Scientists at MIT have created a tool to machine-knit soft pneumatic actuators, an important technology in some wearables.

Soft pneumatic actuators use compressed air to power motion and are used in a variety of applications including assistive wearables, robotics and rehabilitative technologies.

However, until now creating the devices has proved time-consuming since they require a manual design and fabrication pipeline, which results in a lot of trial and error cycles during test and development.

Now scientists from MIT’s Computer Science and Artificial Intelligence Laboratory (CSAIL) have devised “a scalable pipeline to computationally design and digitally fabricate soft pneumatic actuators,” the institution said. The pipeline is called “PneuAct.” and uses an autonomous machine-knitting process to create the actuators.

MIT said: “A human designer simply specifies the stitch and sensor design patterns in software to program how the actuator will move, and it can then be simulated before printing.

“The textile piece is fabricated by the knitting machine, which can be fixed to an inexpensive, off-the-shelf rubber silicone tube to complete the actuator.”

The knitted actuator uses conductive yarn to allow it to "feel" what it touches. The MIT team have created several prototype actuators for applications including an assistive glove, a soft hand, an interactive robot, and a pneumatic walking quadruped.

The interactive robot was able to sense when it was touched and to react to that touch. While the assistive glove can be worn to supplement finger muscle movement, meaning it could be used by those with injury, limited mobility, or other trauma to the fingers.
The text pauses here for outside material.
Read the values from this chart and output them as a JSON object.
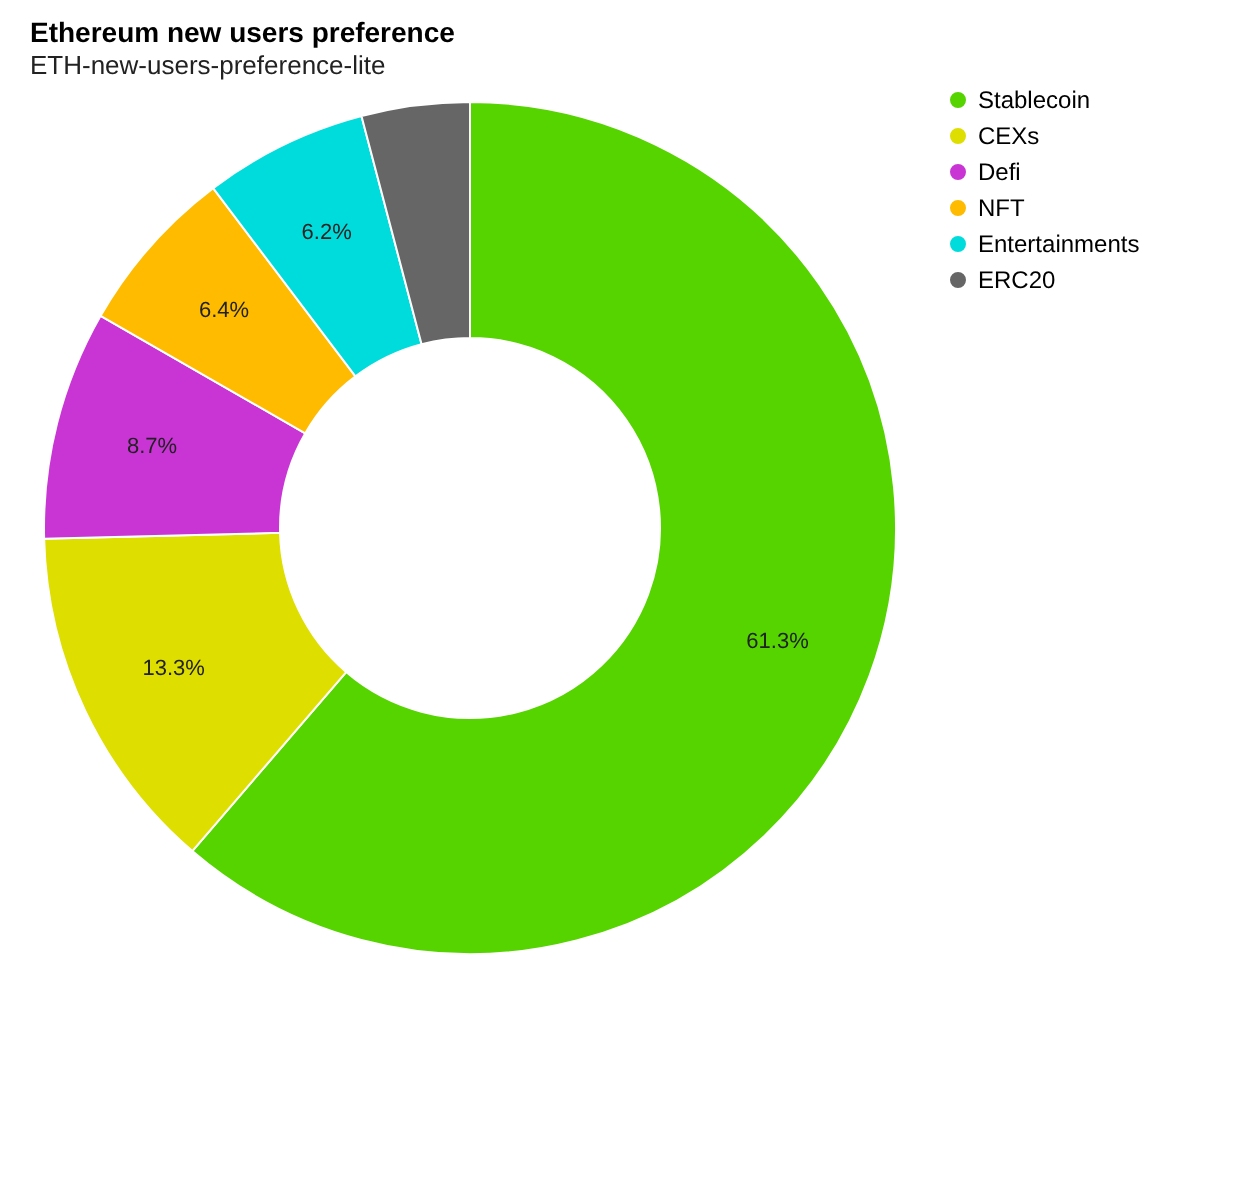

“Digital machine knitting, which is a very common manufacturing method in today’s textile industry, enables ‘printing’ a design in one go, which makes it much more scalable,” says Yiyue Luo, MIT CSAIL PhD student and lead author of a new paper about the research.

“Soft pneumatic actuators are intrinsically compliant and flexible, and combined with intelligent materials, they’ve become a necessary force in many robots and assistive technologies — and rapid fabrication, with our design tool, can hopefully increase ease and ubiquity.”